His subjects weren’t wearing any clothes.
Kootenay photographer Louis Bockner was partway through shooting his series of portraits Inhabit, now on display at the Langham in Kalso, but he had no plans on including nudity.
“I drove up to this couple Sean and Uli’s house in Argenta and they were cleaning their house naked, because I think they spent a lot of their time naked,” he told the Star.
“They said ‘we should probably put clothes on’ and I said ‘up to you’. Then they took me out to their unbelievable garden, where they’ve created this paradise. They have a pond, a swing, there’s sheep. They’ve been there for so long that they’ve created exactly what they want.”

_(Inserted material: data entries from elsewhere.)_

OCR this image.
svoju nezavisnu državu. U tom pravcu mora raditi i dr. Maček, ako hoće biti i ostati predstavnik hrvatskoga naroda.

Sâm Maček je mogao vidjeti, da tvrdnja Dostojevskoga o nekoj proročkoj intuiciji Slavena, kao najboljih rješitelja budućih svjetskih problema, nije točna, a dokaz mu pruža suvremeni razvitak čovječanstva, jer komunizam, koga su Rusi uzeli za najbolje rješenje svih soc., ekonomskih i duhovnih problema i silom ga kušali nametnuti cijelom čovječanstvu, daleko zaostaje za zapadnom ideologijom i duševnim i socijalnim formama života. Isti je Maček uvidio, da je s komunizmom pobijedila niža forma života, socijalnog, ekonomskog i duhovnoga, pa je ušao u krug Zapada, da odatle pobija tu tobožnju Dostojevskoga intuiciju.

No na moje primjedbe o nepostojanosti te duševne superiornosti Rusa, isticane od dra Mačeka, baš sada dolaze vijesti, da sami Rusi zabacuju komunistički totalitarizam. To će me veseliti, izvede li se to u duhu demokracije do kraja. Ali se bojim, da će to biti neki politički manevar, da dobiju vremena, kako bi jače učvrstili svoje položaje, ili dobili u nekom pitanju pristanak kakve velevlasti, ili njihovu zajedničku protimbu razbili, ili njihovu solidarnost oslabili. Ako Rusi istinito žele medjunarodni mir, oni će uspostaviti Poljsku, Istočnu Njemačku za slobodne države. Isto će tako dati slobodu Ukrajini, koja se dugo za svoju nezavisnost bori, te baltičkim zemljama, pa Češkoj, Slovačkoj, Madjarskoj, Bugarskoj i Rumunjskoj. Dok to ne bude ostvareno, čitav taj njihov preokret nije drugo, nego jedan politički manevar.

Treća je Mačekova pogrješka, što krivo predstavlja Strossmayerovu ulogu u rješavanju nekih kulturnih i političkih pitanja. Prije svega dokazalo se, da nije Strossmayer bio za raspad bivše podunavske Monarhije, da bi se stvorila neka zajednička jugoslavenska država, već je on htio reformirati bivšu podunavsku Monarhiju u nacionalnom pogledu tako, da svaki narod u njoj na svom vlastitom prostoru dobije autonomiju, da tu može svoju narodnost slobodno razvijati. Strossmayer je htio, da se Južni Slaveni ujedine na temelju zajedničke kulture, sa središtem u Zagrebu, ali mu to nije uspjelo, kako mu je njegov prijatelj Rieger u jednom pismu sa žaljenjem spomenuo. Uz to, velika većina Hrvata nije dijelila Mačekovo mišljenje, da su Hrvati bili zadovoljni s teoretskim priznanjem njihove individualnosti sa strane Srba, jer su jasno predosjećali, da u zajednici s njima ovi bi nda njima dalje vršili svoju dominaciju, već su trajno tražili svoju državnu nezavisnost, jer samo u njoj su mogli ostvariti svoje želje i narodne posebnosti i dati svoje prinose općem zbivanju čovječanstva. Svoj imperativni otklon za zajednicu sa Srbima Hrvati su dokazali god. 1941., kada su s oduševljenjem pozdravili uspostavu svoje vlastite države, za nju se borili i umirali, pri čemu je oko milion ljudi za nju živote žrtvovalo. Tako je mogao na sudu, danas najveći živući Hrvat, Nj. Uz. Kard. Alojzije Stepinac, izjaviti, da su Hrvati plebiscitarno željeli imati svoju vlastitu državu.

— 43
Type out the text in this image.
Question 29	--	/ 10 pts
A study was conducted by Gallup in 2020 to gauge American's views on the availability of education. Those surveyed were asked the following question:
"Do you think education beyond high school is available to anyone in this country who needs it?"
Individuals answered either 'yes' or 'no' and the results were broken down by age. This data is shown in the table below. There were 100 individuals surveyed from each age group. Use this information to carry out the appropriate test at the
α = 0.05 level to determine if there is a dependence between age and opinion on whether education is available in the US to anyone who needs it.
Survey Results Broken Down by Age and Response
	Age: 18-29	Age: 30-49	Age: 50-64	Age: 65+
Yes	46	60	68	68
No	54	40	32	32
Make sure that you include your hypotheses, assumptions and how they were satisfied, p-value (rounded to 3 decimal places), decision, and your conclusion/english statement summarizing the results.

He was fascinated by their relationship to their home—the common theme between his eight portraits—and he tried to capture the way they seemed to fit in their surroundings.
“This show is all about home and what home means to different Kootenay people,” said Bockner.
“Originally I was just going to shoot unique houses, but as it progressed the project started morphing into about being about home in general.”
And he knows different people relate to their surroundings in different ways.
“For me I was born and raised in Argenta, literally in my parent’s cabin, and I have such a strong tie to that community it’s hard for me to imagine living anywhere else. But that’s a rarity, though.”
“In our culture now there’s this transient nature. Most of the people I meet in Nelson aren’t from Nelson, they found this place somehow. You don’t meet a lot of people who grow up and live in the same place.”
He believes this all ties back to colonialism.
“That was about cutting off our roots from our home and then eradicating other people from their homes to make ours. And now I feel like a lot of people have lost exactly what home is.”
Bockner applied for a Columbia Basin Trust grant to complete the show, which also features an image of his Westfalia van parked under the stars. Each piece comes with an artist’s statement that includes quotes and observations about his subjects.
It’s been a busy year for Bockner, who has started a portrait business that travels from one festival to the next, as well as shooting everything from weddings and family portraits to maternity photos. Earlier this summer a stormy shot of Michael Franti performing at the Kaslo Jazz Etc Festival went viral online.
“I went to school for photojournalism, so I’m trying to go more into the journalism angle. I’ve got an article coming out in Kootenay Mountain Culture, which I’m excited about, and I’ve got some other stuff in the works,” he said.
He’d like to travel and move into documentary filmmaking.
“I want to do something more globally meaningful. I feel like I’ve been very fortunate with where I was born, and the support I have, and I think it just makes sense to give that back to the world in some way.”
Meanwhile he’s been teaching photography to youth in Kaslo, through the youth centre, and he’s looking in to opportunities to travel.
“I want to travel, but I don’t want to be satisfied with just being a tourist. I want to find a way to engage in the culture.”
And he loves capturing candid moments.
“It’s the authenticity of candid shots. They are whoever they are in that moment. And I think it’s that genuine moment I’m most after. It’s a very natural expression. Festivals, weddings, where people are in this state of joy and glowing from the inside out, you get to go around and capture that. It seems like the best job ever.”
Ultimately Bockner didn’t include any images of the Argenta couple’s nudity, though he got a solid shot of Sean and Uli swinging and diving into their pond in unison.
He opted instead of a quiet shot of them surrounded by foliage, one of them gazing curiously up at the sky.
“There was something about the light, and how they looked like a part of the landscape, that was exactly what I was going for.”
Bockner’s show is up at the Langham until Oct. 30.